A Focal é famosa pelas sua colunas de som, sobretudo a linha Utopia. Também fabrica colunas para automóvel. E fornece altifalantes sofisticados a outros fabricantes de colunas. Recentemente, resolveu lançar no mercado os auscultadores Spirit One , bem visível no suporte de cabeça. Ora, uma marca com este prestígio não vai deitar tudo a perder, depois de tantos anos de esforço de Jacques Mahul, ao “perfilhar” um produto que, embora fabriqué en Chine (a única forma de tanta qualidade custar tão pouco: 199 euros!), foi concebido e desenvolvido em Saint-Etiènne, França, pela mesma equipa de técnicos responsável pelas Grand Utopia EM.
A apresentação luxuosa, numa bolsa de tecido negro, que veste um estojo rígido que contém os auscultadores e os seus acessórios, é o primeiro sinal de que a Focal não brinca em serviço.
Os Spirit One foram referidos en passant por Françoise Bardon e Jean-Philippe Fontaine, numa curta entrevista relizada, numa esplanada do aeroporto de Lisboa entre dois voos Fiquei curioso e, após uma visita à Absolute Sound/TOPAudio, em Lisboa, onde tive o grato prazer de reencontrar o Carlos Moreira, trouxe para testar um par de Spirit One e, passados 6 meses, ainda cá estão...

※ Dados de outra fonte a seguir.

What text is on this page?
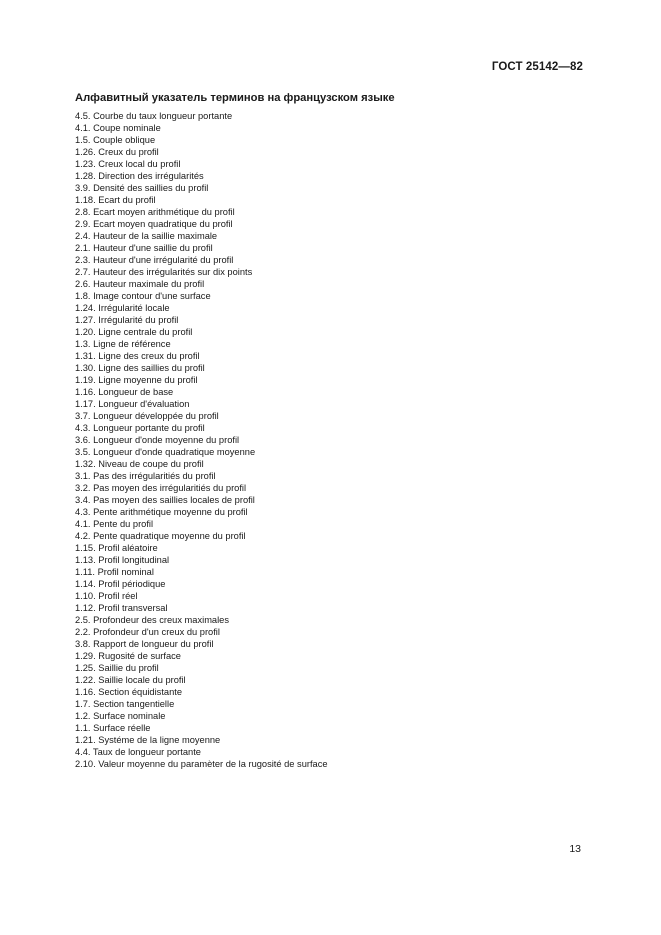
ГОСТ 25142—82
Алфавитный указатель терминов на французском языке
4.5. Courbe du taux longueur portante
4.1. Coupe nominale
1.5. Couple oblique
1.26. Creux du profil
1.23. Creux local du profil
1.28. Direction des irrégularités
3.9. Densité des saillies du profil
1.18. Ecart du profil
2.8. Ecart moyen arithmétique du profil
2.9. Ecart moyen quadratique du profil
2.4. Hauteur de la saillie maximale
2.1. Hauteur d'une saillie du profil
2.3. Hauteur d'une irrégularité du profil
2.7. Hauteur des irrégularités sur dix points
2.6. Hauteur maximale du profil
1.8. Image contour d'une surface
1.24. Irrégularité locale
1.27. Irrégularité du profil
1.20. Ligne centrale du profil
1.3. Ligne de référence
1.31. Ligne des creux du profil
1.30. Ligne des saillies du profil
1.19. Ligne moyenne du profil
1.16. Longueur de base
1.17. Longueur d'évaluation
3.7. Longueur développée du profil
4.3. Longueur portante du profil
3.6. Longueur d'onde moyenne du profil
3.5. Longueur d'onde quadratique moyenne
1.32. Niveau de coupe du profil
3.1. Pas des irrégularitiés du profil
3.2. Pas moyen des irrégularitiés du profil
3.4. Pas moyen des saillies locales de profil
4.3. Pente arithmétique moyenne du profil
4.1. Pente du profil
4.2. Pente quadratique moyenne du profil
1.15. Profil aléatoire
1.13. Profil longitudinal
1.11. Profil nominal
1.14. Profil périodique
1.10. Profil réel
1.12. Profil transversal
2.5. Profondeur des creux maximales
2.2. Profondeur d'un creux du profil
3.8. Rapport de longueur du profil
1.29. Rugosité de surface
1.25. Saillie du profil
1.22. Saillie locale du profil
1.16. Section équidistante
1.7. Section tangentielle
1.2. Surface nominale
1.1. Surface réelle
1.21. Systéme de la ligne moyenne
4.4. Taux de longueur portante
2.10. Valeur moyenne du paramèter de la rugosité de surface
13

Nota: a Focal é actualmente distribuida em Portugal pela Esoterico, Consultores de Som
E porquê?
Habituado toda a vida ao fillet-mignon do áudio, o que me terá levado a “perfilhá-los” também? Batem-se com os Stax electrostáticos? Os notáveis Audeze, que são Magnepans de colocar nos ouvidos? Ou até os Sennheiser 800, também distribuidos em Portugal pela TOPAudio? Claro que não. Aliás, custam um décimo do preço, ou um quadragésimo até, no caso dos Stax topo de gama. Isto não é, pois, uma crítica áudio convencional, é antes a justificação técnica para a decisão económica de um crítico de áudio que, podendo ter tudo e coisa nenhuma, optou pela simplicidade de algo que o satisfaz o suficiente.
Foi esta a razão porque resolvi ficar com o par de teste. O que já é dizer muito sem dizer nada...

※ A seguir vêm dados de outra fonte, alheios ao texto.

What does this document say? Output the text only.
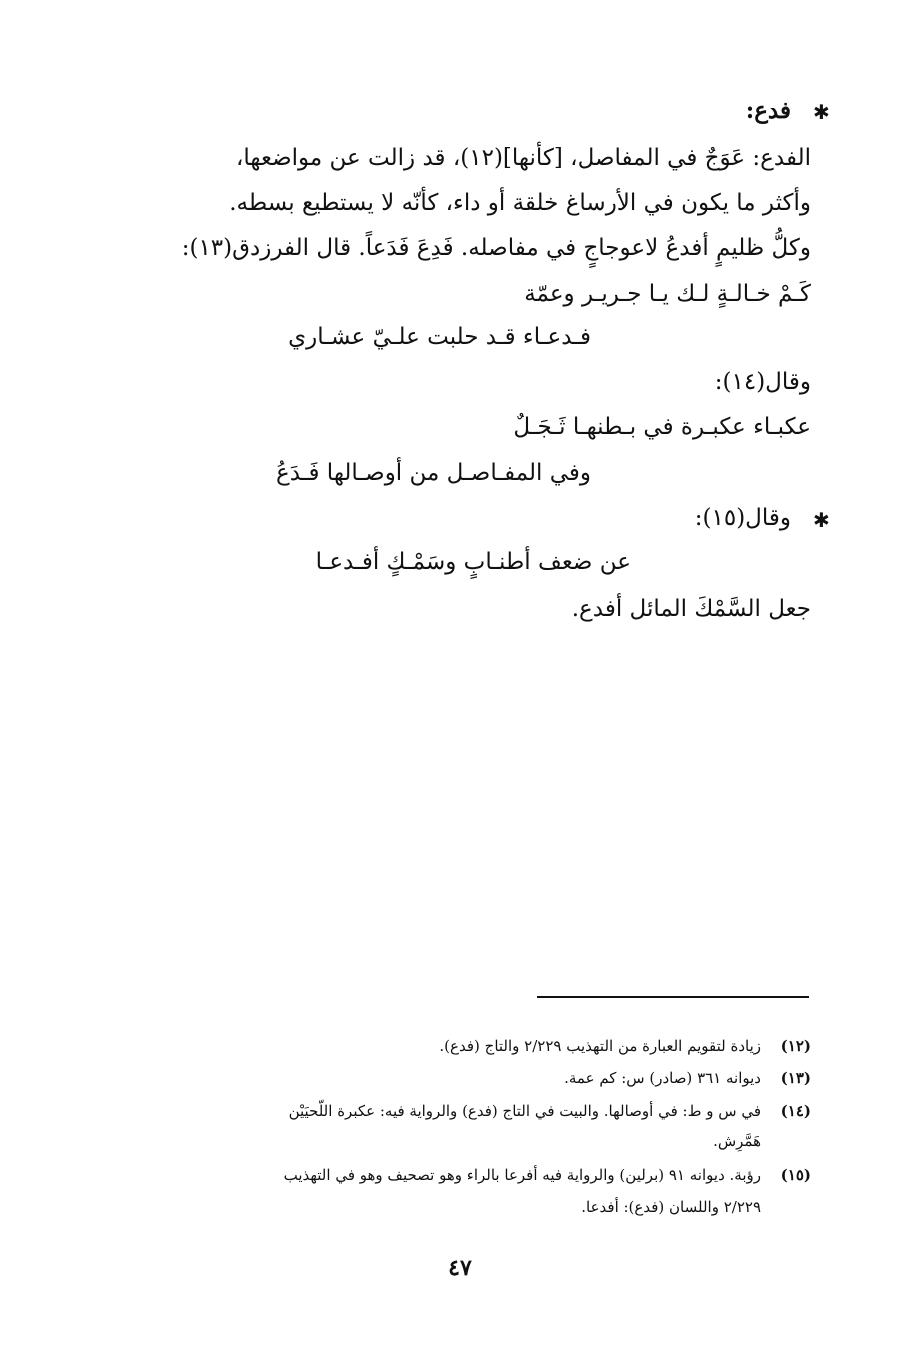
✱
فدع:
الفدع: عَوَجٌ في المفاصل، [كأنها](١٢)، قد زالت عن مواضعها،
وأكثر ما يكون في الأرساغ خلقة أو داء، كأنّه لا يستطيع بسطه.
وكلُّ ظليمٍ أفدعُ لاعوجاجٍ في مفاصله. فَدِعَ فَدَعاً. قال الفرزدق(١٣):
كَـمْ خـالـةٍ لـك يـا جـريـر وعمّة
فـدعـاء قـد حلبت علـيّ عشـاري
وقال(١٤):
عكبـاء عكبـرة في بـطنهـا ثَـجَـلٌ
وفي المفـاصـل من أوصـالها فَـدَعُ
✱
وقال(١٥):
عن ضعف أطنـابٍ وسَمْـكٍ أفـدعـا
جعل السَّمْكَ المائل أفدع.
(١٢)
زيادة لتقويم العبارة من التهذيب ٢/٢٢٩ والتاج (فدع).
(١٣)
ديوانه ٣٦١ (صادر) س: كم عمة.
(١٤)
في س و ط: في أوصالها. والبيت في التاج (فدع) والرواية فيه: عكبرة اللّحيَيْن
هَمَّرِش.
(١٥)
رؤبة. ديوانه ٩١ (برلين) والرواية فيه أفرعا بالراء وهو تصحيف وهو في التهذيب
٢/٢٢٩ واللسان (فدع): أفدعا.
٤٧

Os Spirit One acompanham o “espírito do tempo”.
De facto, é preciso acompanhar o “espírito do tempo” – e o tempo hoje está na internet, no Facebook, no You Tube. Percebi isso há 10 anos, tantos quantos tem o HIFICLUBE.net, cujo aniversário (09 de Julho 2002) deixei passar sem comemoração ou emoção, exactamente porque estou mais interessado no presente olhando para o futuro, sem renegar o passado, quando ainda escrevia no papel para ser lido em papel de jornal que, no dia seguinte, servia hélas para embrulhar peixe no mercado. Ainda quando eram ramos de flores coloridas e perfumadas ou castanhas fumegantes...

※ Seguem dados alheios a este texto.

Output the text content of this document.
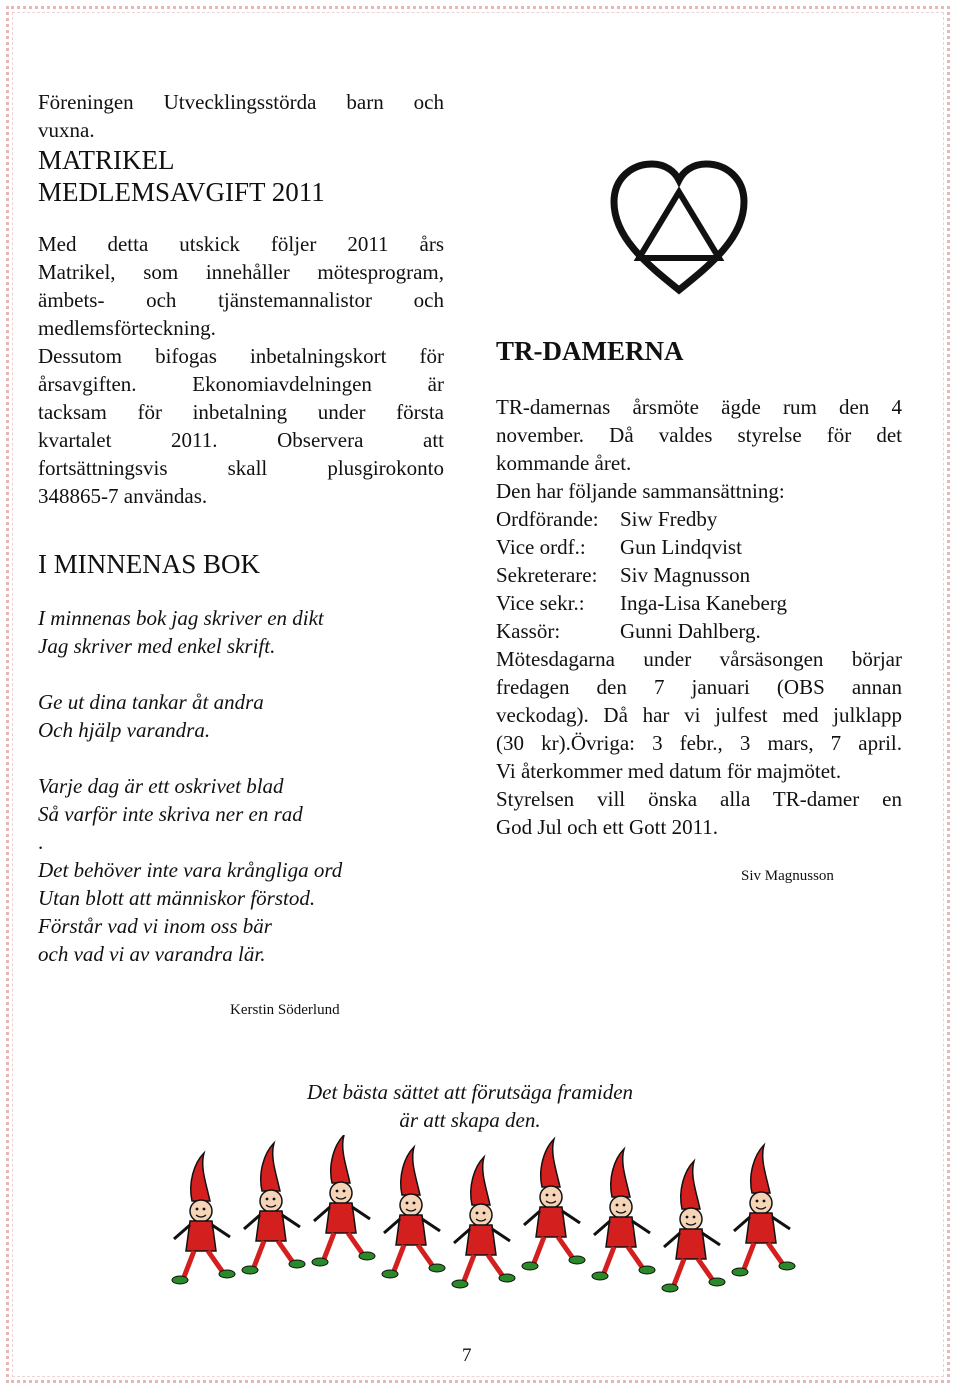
Föreningen Utvecklingsstörda barn och
vuxna.

MATRIKEL
MEDLEMSAVGIFT 2011

Med detta utskick följer 2011 års
Matrikel, som innehåller mötesprogram,
ämbets- och tjänstemannalistor och
medlemsförteckning.
Dessutom bifogas inbetalningskort för
årsavgiften. Ekonomiavdelningen är
tacksam för inbetalning under första
kvartalet 2011. Observera att
fortsättningsvis skall plusgirokonto
348865-7 användas.

I MINNENAS BOK
I minnenas bok jag skriver en dikt
Jag skriver med enkel skrift.
Ge ut dina tankar åt andra
Och hjälp varandra.
Varje dag är ett oskrivet blad
Så varför inte skriva ner en rad
.
Det behöver inte vara krångliga ord
Utan blott att människor förstod.
Förstår vad vi inom oss bär
och vad vi av varandra lär.
Kerstin Söderlund
TR-DAMERNA
TR-damernas årsmöte ägde rum den 4
november. Då valdes styrelse för det
kommande året.
Den har följande sammansättning:
Ordförande:	Siw Fredby
Vice ordf.:	Gun Lindqvist
Sekreterare:	Siv Magnusson
Vice sekr.:	Inga-Lisa Kaneberg
Kassör:	Gunni Dahlberg.
Mötesdagarna under vårsäsongen börjar
fredagen den 7 januari (OBS annan
veckodag). Då har vi julfest med julklapp
(30 kr).Övriga: 3 febr., 3 mars, 7 april.
Vi återkommer med datum för majmötet.
Styrelsen vill önska alla TR-damer en
God Jul och ett Gott 2011.
Siv Magnusson
Det bästa sättet att förutsäga framiden
är att skapa den.
7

Quanto às revistas da especialidade, com excepção das que divulgam produtos de luxo em papel couché a la Vogue: moda, automóveis, viagens, relógios, decoração, etc., cuja função é também a de “decorar” os balcões das lojas que os vendem e as salas de estar de quem os compra para impressionar as visitas (e são depois fora de tempo mil vezes desfolhadas por dedos molhados no ADN de pacientes impacientes, nos consultórios médicos e na antecâmara de tortura dos dentistas), o seu papel hoje na sociedade (e na natureza...) está a esgotar-se, num mercado em quarto minguante, depois das gloriosas noites de lua cheia, que se esgotaram na contemplação da sua própria glória.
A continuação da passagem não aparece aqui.